Question

The use of social networks has grown dramatically all over the world. In a recent sample of 24 American social network users and each was asked for the amount of time spent (in hours) social networking each day. The mean time spent was 3.19 hours with a standard deviation of 0.2903 hours.

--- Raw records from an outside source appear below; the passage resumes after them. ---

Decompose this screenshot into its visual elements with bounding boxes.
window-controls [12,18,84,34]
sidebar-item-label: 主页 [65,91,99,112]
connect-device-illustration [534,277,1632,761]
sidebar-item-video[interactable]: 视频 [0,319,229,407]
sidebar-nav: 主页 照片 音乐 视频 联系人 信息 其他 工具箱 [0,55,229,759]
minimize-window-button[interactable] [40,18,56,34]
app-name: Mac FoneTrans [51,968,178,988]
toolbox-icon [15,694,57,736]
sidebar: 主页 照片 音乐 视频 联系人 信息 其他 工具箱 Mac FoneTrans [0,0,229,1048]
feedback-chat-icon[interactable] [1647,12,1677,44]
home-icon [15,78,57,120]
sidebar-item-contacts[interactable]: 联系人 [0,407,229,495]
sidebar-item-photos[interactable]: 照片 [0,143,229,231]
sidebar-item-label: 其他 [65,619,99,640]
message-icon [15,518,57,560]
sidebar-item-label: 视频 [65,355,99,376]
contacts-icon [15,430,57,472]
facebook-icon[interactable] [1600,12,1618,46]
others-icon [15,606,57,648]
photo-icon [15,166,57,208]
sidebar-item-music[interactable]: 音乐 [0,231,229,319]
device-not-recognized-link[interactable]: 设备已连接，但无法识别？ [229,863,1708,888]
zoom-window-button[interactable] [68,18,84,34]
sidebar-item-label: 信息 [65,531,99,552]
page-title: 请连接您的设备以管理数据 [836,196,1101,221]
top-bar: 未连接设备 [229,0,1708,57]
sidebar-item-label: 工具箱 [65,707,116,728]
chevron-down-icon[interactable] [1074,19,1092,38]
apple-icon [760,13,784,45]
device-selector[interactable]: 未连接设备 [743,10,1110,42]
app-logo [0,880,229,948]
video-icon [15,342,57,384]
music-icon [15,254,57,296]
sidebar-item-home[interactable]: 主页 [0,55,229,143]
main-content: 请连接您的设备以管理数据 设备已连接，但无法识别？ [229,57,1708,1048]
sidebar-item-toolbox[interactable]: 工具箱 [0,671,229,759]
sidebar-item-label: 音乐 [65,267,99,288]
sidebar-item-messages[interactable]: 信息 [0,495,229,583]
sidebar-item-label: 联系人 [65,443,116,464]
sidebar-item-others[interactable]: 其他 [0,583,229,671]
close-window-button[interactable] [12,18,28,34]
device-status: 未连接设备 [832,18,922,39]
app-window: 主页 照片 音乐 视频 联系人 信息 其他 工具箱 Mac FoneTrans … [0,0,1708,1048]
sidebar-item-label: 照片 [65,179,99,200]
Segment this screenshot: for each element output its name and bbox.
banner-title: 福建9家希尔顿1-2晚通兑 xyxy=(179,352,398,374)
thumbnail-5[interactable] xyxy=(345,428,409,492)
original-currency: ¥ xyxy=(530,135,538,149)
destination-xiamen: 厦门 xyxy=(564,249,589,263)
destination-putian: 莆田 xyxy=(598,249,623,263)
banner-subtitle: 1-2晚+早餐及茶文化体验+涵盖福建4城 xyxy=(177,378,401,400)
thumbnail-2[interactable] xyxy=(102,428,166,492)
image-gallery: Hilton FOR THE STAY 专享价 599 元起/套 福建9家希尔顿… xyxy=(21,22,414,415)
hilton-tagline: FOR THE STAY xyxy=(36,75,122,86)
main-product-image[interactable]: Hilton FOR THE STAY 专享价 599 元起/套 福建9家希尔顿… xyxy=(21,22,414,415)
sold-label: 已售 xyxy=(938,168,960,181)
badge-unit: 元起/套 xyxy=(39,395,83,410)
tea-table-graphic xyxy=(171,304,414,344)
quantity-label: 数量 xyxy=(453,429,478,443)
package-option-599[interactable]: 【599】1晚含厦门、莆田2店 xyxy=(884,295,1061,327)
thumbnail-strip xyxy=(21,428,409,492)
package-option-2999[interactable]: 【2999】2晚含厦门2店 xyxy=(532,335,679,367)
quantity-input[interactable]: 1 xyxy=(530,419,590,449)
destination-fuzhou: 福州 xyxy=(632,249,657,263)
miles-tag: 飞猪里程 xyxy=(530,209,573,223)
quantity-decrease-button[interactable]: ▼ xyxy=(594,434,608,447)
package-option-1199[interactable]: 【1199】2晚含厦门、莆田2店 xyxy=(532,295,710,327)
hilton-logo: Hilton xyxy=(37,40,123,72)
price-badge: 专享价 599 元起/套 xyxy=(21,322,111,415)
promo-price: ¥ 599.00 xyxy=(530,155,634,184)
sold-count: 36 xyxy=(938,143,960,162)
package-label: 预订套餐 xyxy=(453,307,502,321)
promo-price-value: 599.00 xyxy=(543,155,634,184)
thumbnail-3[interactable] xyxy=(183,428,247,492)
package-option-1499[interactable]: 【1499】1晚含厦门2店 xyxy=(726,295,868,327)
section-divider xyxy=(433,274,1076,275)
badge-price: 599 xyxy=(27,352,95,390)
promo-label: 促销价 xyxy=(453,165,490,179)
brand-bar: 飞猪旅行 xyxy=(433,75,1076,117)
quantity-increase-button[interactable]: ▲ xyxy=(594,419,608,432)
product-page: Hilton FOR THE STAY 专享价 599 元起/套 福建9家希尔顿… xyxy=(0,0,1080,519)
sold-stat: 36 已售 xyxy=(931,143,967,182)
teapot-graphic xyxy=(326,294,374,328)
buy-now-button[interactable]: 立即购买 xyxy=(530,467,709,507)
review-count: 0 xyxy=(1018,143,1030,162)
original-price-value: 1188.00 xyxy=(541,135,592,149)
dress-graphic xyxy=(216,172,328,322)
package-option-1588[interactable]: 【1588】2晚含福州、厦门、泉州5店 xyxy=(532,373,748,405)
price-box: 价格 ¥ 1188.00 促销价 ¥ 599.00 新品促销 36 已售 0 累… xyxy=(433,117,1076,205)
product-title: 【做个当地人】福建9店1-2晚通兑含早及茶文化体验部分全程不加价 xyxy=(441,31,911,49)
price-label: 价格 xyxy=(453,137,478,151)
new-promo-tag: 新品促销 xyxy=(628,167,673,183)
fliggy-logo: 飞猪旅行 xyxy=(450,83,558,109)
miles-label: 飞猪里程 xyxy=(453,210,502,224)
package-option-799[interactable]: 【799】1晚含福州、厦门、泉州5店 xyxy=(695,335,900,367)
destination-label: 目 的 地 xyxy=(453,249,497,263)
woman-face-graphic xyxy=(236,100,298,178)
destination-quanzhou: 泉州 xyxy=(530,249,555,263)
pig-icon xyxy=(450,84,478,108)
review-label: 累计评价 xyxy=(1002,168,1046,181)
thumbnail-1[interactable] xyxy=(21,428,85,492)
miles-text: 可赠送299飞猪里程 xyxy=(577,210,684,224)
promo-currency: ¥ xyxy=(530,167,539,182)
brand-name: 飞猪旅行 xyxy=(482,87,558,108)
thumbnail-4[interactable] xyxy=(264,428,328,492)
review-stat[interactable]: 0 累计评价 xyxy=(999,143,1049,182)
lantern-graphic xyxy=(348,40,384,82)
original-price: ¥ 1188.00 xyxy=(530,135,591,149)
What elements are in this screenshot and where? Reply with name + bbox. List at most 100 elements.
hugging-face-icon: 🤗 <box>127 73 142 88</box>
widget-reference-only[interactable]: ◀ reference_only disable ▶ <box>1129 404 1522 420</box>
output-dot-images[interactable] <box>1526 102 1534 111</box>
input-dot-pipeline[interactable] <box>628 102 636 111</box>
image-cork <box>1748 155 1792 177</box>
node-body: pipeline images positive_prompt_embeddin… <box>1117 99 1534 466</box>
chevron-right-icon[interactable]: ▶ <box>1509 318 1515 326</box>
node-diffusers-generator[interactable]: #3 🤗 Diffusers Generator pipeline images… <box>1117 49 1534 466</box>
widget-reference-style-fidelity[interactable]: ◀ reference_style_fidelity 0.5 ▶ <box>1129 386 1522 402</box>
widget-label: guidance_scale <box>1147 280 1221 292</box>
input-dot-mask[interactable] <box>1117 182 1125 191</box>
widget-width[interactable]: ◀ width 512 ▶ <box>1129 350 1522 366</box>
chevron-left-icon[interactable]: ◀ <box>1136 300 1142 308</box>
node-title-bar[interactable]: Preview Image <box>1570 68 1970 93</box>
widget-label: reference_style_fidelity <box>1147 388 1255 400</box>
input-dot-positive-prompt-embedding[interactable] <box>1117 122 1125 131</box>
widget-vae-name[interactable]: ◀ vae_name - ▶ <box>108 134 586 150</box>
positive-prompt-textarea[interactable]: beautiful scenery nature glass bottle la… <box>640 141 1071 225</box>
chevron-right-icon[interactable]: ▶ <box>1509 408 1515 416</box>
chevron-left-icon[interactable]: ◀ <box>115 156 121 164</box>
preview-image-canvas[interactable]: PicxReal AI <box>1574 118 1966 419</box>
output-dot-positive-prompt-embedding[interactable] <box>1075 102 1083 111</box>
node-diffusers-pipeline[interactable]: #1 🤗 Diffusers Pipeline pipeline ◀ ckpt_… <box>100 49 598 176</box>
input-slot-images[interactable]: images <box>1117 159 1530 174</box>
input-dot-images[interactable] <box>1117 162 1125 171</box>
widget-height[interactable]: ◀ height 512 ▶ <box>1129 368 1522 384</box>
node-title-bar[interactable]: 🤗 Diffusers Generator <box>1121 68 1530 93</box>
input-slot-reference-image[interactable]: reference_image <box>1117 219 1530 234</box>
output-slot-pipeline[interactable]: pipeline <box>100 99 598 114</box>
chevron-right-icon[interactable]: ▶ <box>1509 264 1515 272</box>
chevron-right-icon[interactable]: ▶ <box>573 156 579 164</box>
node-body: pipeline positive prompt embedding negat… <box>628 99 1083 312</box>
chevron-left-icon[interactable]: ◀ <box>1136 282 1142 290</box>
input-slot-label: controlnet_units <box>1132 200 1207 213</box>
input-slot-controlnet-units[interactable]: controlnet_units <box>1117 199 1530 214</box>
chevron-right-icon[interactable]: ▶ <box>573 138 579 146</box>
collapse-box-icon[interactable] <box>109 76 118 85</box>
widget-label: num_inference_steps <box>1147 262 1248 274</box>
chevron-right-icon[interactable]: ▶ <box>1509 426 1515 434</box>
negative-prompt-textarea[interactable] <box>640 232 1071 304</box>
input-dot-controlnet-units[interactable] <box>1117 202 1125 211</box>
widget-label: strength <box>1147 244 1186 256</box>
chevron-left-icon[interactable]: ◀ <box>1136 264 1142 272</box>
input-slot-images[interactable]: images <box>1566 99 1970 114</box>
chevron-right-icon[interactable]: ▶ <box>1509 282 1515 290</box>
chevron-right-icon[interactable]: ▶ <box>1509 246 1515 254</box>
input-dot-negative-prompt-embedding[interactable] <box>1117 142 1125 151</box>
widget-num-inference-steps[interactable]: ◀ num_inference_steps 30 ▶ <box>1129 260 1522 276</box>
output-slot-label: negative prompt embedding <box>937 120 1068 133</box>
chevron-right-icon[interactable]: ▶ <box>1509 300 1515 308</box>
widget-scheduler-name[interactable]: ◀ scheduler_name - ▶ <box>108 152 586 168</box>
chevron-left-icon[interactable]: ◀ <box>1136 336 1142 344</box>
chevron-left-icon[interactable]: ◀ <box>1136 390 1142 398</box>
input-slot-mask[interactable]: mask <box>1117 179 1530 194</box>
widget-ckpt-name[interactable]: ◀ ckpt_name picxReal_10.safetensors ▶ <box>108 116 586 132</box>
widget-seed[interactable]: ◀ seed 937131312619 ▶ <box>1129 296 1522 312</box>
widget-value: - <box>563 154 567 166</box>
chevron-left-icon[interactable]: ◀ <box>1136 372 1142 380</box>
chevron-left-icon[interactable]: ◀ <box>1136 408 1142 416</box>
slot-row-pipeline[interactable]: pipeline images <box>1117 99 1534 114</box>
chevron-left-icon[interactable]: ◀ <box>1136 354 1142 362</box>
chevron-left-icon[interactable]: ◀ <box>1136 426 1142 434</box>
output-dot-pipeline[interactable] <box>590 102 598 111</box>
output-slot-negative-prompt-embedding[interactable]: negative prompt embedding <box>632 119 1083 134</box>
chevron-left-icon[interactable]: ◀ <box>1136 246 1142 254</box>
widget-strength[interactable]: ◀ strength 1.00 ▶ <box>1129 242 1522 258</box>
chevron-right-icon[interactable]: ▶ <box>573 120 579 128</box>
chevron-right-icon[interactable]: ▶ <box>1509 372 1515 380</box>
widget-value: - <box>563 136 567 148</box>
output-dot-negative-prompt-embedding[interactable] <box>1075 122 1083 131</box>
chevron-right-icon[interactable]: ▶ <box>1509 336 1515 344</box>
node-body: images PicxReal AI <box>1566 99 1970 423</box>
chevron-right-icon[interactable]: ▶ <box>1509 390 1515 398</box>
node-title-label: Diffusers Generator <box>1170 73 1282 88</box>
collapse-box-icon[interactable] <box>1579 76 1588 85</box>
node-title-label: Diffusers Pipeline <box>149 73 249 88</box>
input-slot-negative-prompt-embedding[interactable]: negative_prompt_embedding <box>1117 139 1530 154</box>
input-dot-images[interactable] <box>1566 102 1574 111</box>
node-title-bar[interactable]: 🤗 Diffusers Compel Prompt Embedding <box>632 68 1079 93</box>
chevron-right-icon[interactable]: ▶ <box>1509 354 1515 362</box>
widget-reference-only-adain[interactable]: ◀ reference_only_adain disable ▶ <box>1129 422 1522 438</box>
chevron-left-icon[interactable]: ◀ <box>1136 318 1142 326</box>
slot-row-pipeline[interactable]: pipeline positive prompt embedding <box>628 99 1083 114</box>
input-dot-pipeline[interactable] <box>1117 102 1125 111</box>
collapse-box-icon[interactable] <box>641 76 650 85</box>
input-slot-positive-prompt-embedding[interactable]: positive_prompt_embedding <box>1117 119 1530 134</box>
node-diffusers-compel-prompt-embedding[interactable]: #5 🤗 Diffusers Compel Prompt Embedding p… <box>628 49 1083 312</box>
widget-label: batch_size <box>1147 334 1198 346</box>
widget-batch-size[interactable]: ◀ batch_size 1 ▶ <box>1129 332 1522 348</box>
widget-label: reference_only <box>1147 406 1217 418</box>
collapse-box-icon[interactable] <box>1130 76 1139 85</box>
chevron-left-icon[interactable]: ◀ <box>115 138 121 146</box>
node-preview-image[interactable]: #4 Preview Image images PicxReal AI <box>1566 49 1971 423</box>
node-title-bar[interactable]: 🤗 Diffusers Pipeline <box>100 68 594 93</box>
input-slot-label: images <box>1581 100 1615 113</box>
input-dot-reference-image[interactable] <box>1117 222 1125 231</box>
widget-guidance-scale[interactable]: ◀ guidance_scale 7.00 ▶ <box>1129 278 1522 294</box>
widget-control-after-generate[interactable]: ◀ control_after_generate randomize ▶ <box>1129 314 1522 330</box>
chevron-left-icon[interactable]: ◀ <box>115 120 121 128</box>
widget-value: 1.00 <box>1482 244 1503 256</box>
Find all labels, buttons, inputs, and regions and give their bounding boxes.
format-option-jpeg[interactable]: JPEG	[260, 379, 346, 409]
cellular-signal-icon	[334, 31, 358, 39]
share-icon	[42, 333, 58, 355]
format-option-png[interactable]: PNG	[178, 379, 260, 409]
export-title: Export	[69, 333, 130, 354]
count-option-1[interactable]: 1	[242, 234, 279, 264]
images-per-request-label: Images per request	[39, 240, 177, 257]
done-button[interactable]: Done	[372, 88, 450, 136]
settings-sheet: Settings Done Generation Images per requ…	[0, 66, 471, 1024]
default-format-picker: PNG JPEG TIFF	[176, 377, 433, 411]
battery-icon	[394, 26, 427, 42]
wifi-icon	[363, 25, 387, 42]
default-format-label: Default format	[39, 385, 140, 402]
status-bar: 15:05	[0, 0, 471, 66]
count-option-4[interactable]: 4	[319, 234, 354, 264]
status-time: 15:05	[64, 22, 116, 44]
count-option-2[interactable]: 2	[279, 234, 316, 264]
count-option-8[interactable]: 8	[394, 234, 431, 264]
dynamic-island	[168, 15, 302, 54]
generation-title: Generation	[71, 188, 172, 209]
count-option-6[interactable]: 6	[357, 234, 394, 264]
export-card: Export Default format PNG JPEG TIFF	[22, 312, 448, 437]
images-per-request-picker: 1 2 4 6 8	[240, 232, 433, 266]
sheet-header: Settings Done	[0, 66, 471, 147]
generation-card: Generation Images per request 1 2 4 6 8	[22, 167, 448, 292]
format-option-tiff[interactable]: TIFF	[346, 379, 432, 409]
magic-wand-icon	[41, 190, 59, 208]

Find a 99% confidence interval for the true mean amount of time Americans spend social networking each day

Answer 1

The 99% confidence interval for the true mean amount of time Americans spend social networking each day is (3.02 hours, 3.36 hours).

Explanation:

The (1 - α)% confidence interval for population mean when the population standard deviation is not known is:

`CI=\bar x\pm t_(\alpha/2, (n-1))* (s)/(√(n))`

The information provided is:

`n=24\\\bar x=3.19\ \text{hours}\\s=0.2903\ \text{hours}`

Confidence level = 99%.

Compute the critical value of t for 99% confidence interval and (n - 1) degrees of freedom as follows:

`t_(\alpha/2, (n-1))=t_(0.01/2, (24-1))=t_(0.005, 23)=2.807`

*Use a t-table.

Compute the 99% confidence interval for the true mean amount of time Americans spend social networking each day as follows:

`CI=\bar x\pm t_(\alpha/2, (n-1))* (s)/(√(n))`

`=3.19\pm 2.807* (0.2903)/(√(24))\\\\=3.19\pm 0.1663\\\\=(3.0237, 3.3563)\\\\\approx (3.02, 3.36)`

Thus, the 99% confidence interval for the true mean amount of time Americans spend social networking each day is (3.02 hours, 3.36 hours).